Cette question revêt une grande importance pour deux raisons :
– un test diagnostique peut-il être positivé par une réactivité croisée n’ayant pas de relevance clinique ?
– l’allergie à un mammifère (ex. le chat) entraîne-t-elle un risque d’allergie à un autre mammifère (ex. le cheval) ?
Les chances de réactivité croisée entre protéines sont conditionnées par une homologie suffisante entre des zones limitées de ces protéines, a priori en surface de celles-ci. Il n’est pas nécessaire que l’homologie soit présente sur l’ensemble du polypeptide et, par exemple, on voit des réactions croisées entre la pro-hévéine du latex (une protéine barwin) et des protéines d’une autre famille les chitinases de classe 1 (ex. dans la banane ou l’avocat).
A contrario, à structure globale similaire peut correspondre une mauvaise ressemblance locale si les pourcentages d’identité entre protéines sont trop faibles.
C’est ainsi que la plupart des lipocalines ne peuvent croiser entre elles. Une étude des séquences polypeptidiques actuellement disponibles montre qu’il n’existe que 20 à 32% d’identité entre Can f 1 ou Can f 2 (chien), Equ c 1 (cheval), Rat n 1 (rat), Mus m 1 (souris), Fel d 4 (chat) et Bos d 2 ou Bos d5 (bœuf/vache).
Mais il existe aussi quelques exceptions :
– 57% entre Can f 1 et la VEGP humaine
– 63% entre Can f 1 et Fel d 7
– 67% entre Can f 6 et Fel d 4
– 57% entre Can f 6 et Equ c 1
– 67% entre Equ c 1 et Fel d 4
– 47% entre Equ c 1 et Rat n 1 ou Mus m 1
– 49% entre Fel d 4 et Mus m 1 et 55% entre Fel d 4 et Rat n 1
– 65% entre Rat n 1 et Mus m 1
Par ailleurs, tous ces aéroallergènes n’ont au mieux que 29% d’identité avec les béta lactoglobulines des laits de mammifères, tandis que ces dernières ont une bonne homologie entre elles : 93 à 97% d’identité au sein des bovidés (vache, brebis, chèvre) et 50-58% entre jument et bovidés.
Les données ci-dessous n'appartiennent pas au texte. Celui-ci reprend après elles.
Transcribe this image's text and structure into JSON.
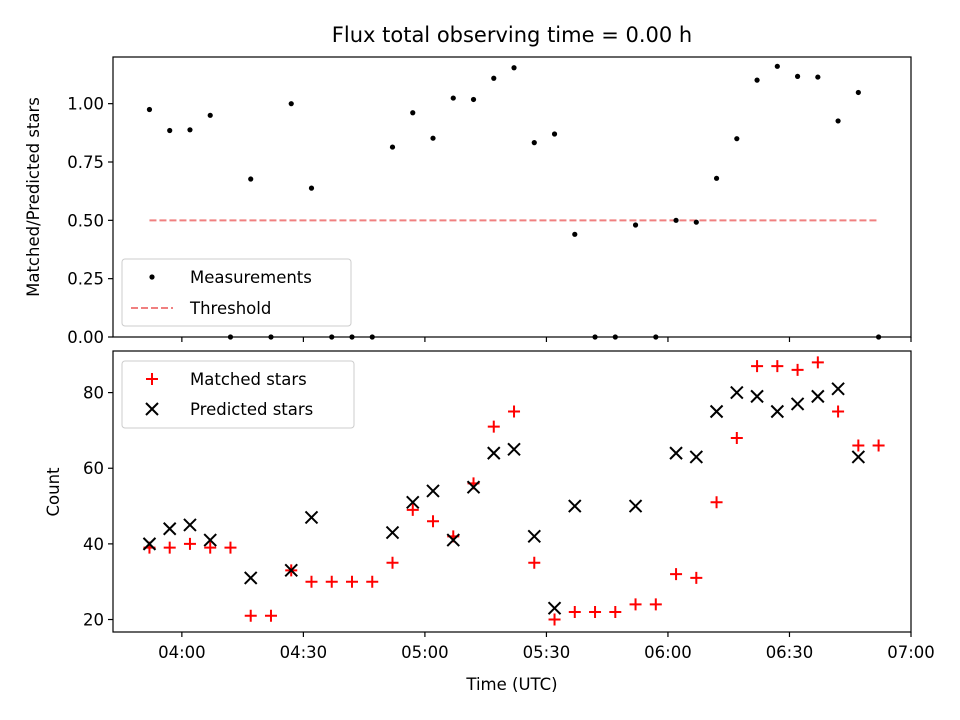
{
  "chart_data": [
    {
      "type": "scatter",
      "title": "Flux total observing time = 0.00 h",
      "ylabel": "Matched/Predicted stars",
      "xlabel": "",
      "ylim": [
        0.0,
        1.2
      ],
      "yticks": [
        0.0,
        0.25,
        0.5,
        0.75,
        1.0
      ],
      "ytick_labels": [
        "0.00",
        "0.25",
        "0.50",
        "0.75",
        "1.00"
      ],
      "legend_position": "lower-left",
      "series": [
        {
          "name": "Measurements",
          "marker": "dot",
          "color": "#000000",
          "points": [
            [
              "03:52",
              0.975
            ],
            [
              "03:57",
              0.885
            ],
            [
              "04:02",
              0.888
            ],
            [
              "04:07",
              0.95
            ],
            [
              "04:12",
              0.0
            ],
            [
              "04:17",
              0.677
            ],
            [
              "04:22",
              0.0
            ],
            [
              "04:27",
              1.0
            ],
            [
              "04:32",
              0.638
            ],
            [
              "04:37",
              0.0
            ],
            [
              "04:42",
              0.0
            ],
            [
              "04:47",
              0.0
            ],
            [
              "04:52",
              0.814
            ],
            [
              "04:57",
              0.961
            ],
            [
              "05:02",
              0.852
            ],
            [
              "05:07",
              1.024
            ],
            [
              "05:12",
              1.018
            ],
            [
              "05:17",
              1.109
            ],
            [
              "05:22",
              1.154
            ],
            [
              "05:27",
              0.833
            ],
            [
              "05:32",
              0.87
            ],
            [
              "05:37",
              0.44
            ],
            [
              "05:42",
              0.0
            ],
            [
              "05:47",
              0.0
            ],
            [
              "05:52",
              0.48
            ],
            [
              "05:57",
              0.0
            ],
            [
              "06:02",
              0.5
            ],
            [
              "06:07",
              0.492
            ],
            [
              "06:12",
              0.68
            ],
            [
              "06:17",
              0.85
            ],
            [
              "06:22",
              1.101
            ],
            [
              "06:27",
              1.16
            ],
            [
              "06:32",
              1.117
            ],
            [
              "06:37",
              1.114
            ],
            [
              "06:42",
              0.926
            ],
            [
              "06:47",
              1.048
            ],
            [
              "06:52",
              0.0
            ]
          ]
        },
        {
          "name": "Threshold",
          "line_style": "dashed",
          "color": "#f08080",
          "x_range": [
            "03:52",
            "06:52"
          ],
          "value": 0.5
        }
      ]
    },
    {
      "type": "scatter",
      "title": "",
      "ylabel": "Count",
      "xlabel": "Time (UTC)",
      "ylim": [
        16.7,
        91.0
      ],
      "yticks": [
        20,
        40,
        60,
        80
      ],
      "ytick_labels": [
        "20",
        "40",
        "60",
        "80"
      ],
      "xticks": [
        "04:00",
        "04:30",
        "05:00",
        "05:30",
        "06:00",
        "06:30",
        "07:00"
      ],
      "xlim": [
        "03:43",
        "07:00"
      ],
      "legend_position": "upper-left",
      "series": [
        {
          "name": "Matched stars",
          "marker": "plus",
          "color": "#ff0000",
          "points": [
            [
              "03:52",
              39
            ],
            [
              "03:57",
              39
            ],
            [
              "04:02",
              40
            ],
            [
              "04:07",
              39
            ],
            [
              "04:12",
              39
            ],
            [
              "04:17",
              21
            ],
            [
              "04:22",
              21
            ],
            [
              "04:27",
              33
            ],
            [
              "04:32",
              30
            ],
            [
              "04:37",
              30
            ],
            [
              "04:42",
              30
            ],
            [
              "04:47",
              30
            ],
            [
              "04:52",
              35
            ],
            [
              "04:57",
              49
            ],
            [
              "05:02",
              46
            ],
            [
              "05:07",
              42
            ],
            [
              "05:12",
              56
            ],
            [
              "05:17",
              71
            ],
            [
              "05:22",
              75
            ],
            [
              "05:27",
              35
            ],
            [
              "05:32",
              20
            ],
            [
              "05:37",
              22
            ],
            [
              "05:42",
              22
            ],
            [
              "05:47",
              22
            ],
            [
              "05:52",
              24
            ],
            [
              "05:57",
              24
            ],
            [
              "06:02",
              32
            ],
            [
              "06:07",
              31
            ],
            [
              "06:12",
              51
            ],
            [
              "06:17",
              68
            ],
            [
              "06:22",
              87
            ],
            [
              "06:27",
              87
            ],
            [
              "06:32",
              86
            ],
            [
              "06:37",
              88
            ],
            [
              "06:42",
              75
            ],
            [
              "06:47",
              66
            ],
            [
              "06:52",
              66
            ]
          ]
        },
        {
          "name": "Predicted stars",
          "marker": "x",
          "color": "#000000",
          "points": [
            [
              "03:52",
              40
            ],
            [
              "03:57",
              44
            ],
            [
              "04:02",
              45
            ],
            [
              "04:07",
              41
            ],
            [
              "04:17",
              31
            ],
            [
              "04:27",
              33
            ],
            [
              "04:32",
              47
            ],
            [
              "04:52",
              43
            ],
            [
              "04:57",
              51
            ],
            [
              "05:02",
              54
            ],
            [
              "05:07",
              41
            ],
            [
              "05:12",
              55
            ],
            [
              "05:17",
              64
            ],
            [
              "05:22",
              65
            ],
            [
              "05:27",
              42
            ],
            [
              "05:32",
              23
            ],
            [
              "05:37",
              50
            ],
            [
              "05:52",
              50
            ],
            [
              "06:02",
              64
            ],
            [
              "06:07",
              63
            ],
            [
              "06:12",
              75
            ],
            [
              "06:17",
              80
            ],
            [
              "06:22",
              79
            ],
            [
              "06:27",
              75
            ],
            [
              "06:32",
              77
            ],
            [
              "06:37",
              79
            ],
            [
              "06:42",
              81
            ],
            [
              "06:47",
              63
            ]
          ]
        }
      ]
    }
  ]
}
En conséquence, on comprend :
1) qu’il n’y ait pas de réactivité croisée en règle générale entre lipocalines aéroportées, ni entre celles-ci et les lipocalines du lait
2) que les béta lactoglobulines croiseront aisément entre elles parmi les laits de bovidés, mais moins bien avec celle du lait de jument (et probablement d’ânesse)
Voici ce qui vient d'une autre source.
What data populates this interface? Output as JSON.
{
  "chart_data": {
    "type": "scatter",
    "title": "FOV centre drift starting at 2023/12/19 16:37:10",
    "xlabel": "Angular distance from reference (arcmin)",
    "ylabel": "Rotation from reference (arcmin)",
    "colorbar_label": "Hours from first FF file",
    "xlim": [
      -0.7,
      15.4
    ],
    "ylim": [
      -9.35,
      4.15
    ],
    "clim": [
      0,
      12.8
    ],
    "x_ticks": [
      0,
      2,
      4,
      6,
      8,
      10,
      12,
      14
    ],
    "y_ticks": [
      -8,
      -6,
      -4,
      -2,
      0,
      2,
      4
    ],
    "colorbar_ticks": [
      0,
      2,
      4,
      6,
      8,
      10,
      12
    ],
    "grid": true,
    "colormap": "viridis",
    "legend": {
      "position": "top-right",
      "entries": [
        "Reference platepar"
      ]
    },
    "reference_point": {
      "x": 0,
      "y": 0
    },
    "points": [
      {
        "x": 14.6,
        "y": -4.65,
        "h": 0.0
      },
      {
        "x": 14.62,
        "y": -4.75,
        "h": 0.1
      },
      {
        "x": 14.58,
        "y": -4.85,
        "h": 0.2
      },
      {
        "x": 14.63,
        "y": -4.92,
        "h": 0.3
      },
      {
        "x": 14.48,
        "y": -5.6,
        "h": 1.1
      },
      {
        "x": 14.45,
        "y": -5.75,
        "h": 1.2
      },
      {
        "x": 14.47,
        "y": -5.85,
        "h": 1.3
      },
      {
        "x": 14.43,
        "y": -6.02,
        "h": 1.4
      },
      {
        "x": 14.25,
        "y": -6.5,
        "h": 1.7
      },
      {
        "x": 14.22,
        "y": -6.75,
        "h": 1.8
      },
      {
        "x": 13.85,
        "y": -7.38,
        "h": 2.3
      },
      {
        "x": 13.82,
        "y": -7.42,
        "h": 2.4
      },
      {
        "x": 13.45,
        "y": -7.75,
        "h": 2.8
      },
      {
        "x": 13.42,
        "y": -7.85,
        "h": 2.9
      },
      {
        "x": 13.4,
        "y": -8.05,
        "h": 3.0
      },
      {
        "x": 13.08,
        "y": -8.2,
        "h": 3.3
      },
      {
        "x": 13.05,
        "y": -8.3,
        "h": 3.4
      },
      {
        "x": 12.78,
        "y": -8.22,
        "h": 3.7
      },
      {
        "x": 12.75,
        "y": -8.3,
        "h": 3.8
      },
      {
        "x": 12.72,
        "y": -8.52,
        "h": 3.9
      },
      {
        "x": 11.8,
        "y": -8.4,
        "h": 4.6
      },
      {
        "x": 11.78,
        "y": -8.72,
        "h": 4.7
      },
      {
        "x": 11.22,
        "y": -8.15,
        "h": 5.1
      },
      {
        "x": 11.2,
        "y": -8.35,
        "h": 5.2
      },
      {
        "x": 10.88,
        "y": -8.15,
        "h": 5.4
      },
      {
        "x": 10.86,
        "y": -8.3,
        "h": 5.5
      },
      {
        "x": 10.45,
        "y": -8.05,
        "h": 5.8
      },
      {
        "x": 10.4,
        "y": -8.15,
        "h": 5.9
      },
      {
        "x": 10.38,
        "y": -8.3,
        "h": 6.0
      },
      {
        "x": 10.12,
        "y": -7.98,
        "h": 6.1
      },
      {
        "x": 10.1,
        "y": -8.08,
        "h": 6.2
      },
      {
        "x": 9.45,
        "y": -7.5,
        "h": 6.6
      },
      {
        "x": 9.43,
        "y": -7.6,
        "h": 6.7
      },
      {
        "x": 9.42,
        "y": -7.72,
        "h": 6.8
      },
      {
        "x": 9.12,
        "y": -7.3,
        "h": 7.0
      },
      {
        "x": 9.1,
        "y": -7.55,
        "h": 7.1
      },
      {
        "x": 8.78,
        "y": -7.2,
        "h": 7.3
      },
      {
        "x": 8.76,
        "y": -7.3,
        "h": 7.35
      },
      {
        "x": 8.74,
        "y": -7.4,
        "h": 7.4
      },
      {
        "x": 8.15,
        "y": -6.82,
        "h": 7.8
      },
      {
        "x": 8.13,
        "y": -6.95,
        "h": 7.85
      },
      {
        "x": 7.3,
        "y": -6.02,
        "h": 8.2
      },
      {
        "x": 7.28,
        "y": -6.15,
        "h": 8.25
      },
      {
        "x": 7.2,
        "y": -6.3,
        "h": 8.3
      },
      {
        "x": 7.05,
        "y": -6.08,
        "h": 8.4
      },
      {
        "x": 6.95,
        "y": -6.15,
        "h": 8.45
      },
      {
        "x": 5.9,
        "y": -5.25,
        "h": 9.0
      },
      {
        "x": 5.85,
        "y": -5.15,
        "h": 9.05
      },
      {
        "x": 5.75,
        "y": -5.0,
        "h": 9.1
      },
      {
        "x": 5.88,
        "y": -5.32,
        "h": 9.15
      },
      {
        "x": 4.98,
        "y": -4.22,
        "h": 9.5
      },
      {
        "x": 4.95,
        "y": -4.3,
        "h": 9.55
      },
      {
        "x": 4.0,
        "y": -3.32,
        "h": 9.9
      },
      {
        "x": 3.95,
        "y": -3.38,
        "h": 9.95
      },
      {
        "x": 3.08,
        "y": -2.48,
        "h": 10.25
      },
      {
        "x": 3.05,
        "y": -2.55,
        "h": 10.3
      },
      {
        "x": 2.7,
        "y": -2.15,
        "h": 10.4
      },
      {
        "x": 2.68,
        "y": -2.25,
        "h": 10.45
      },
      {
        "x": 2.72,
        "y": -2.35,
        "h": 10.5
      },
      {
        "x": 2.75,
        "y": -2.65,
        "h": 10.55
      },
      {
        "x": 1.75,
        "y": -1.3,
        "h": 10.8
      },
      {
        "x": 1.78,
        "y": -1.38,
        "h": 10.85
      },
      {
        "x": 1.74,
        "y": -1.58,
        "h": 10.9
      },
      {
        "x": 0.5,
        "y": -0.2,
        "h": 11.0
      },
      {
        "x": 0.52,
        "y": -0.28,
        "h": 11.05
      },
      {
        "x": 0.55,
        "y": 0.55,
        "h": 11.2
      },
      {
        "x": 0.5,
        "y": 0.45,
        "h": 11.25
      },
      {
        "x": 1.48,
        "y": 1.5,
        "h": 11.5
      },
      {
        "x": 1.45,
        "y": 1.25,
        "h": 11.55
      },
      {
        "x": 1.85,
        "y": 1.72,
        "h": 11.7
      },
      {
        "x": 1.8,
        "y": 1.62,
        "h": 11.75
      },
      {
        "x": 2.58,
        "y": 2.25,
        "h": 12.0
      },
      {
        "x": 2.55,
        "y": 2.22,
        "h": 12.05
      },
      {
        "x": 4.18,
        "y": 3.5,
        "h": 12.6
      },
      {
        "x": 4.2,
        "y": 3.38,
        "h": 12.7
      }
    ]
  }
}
3) que les rares observations de réactions croisées pour les phanères concernent les lipocalines les moins dissemblables, par exemple entre Can f 1 et VEGP humaine ou entre Equ c 1 et Mus m 1, comme l’a montré un récent travail de Saarelainen
4) que dans la relation chat-chien, l’homologie Fel d 4 – Can f 6 semble suffisante (67% d’identité) pour générer, par exemple, une réactivité au chien chez un patient allergique au chat.
Voir aussi Réactivités croisées entre phanères de mammifères
Si les lipocalines sont assez peu cross-réactives entre elles, sont-elles cross-immunogènes, c’est-à-dire croisantes au niveau des cellules T ? L’étude des épitopes T a montré une relative co-localisation des zones épitopiques le long de la chaîne peptidique pour Can f 1, Equ c 1, Bos d 2 et Rat n 1. Notamment au niveau de l’épitope T N-terminal, siège également du motif caractéristique des lipocalines .
Il n’est pas établi cependant que ces homologies soient suffisantes en soi pour faciliter, dans la réalité, une sensibilisation croisée, par exemple au cheval chez un patient ayant préalablement développé une sensibilisation au chien.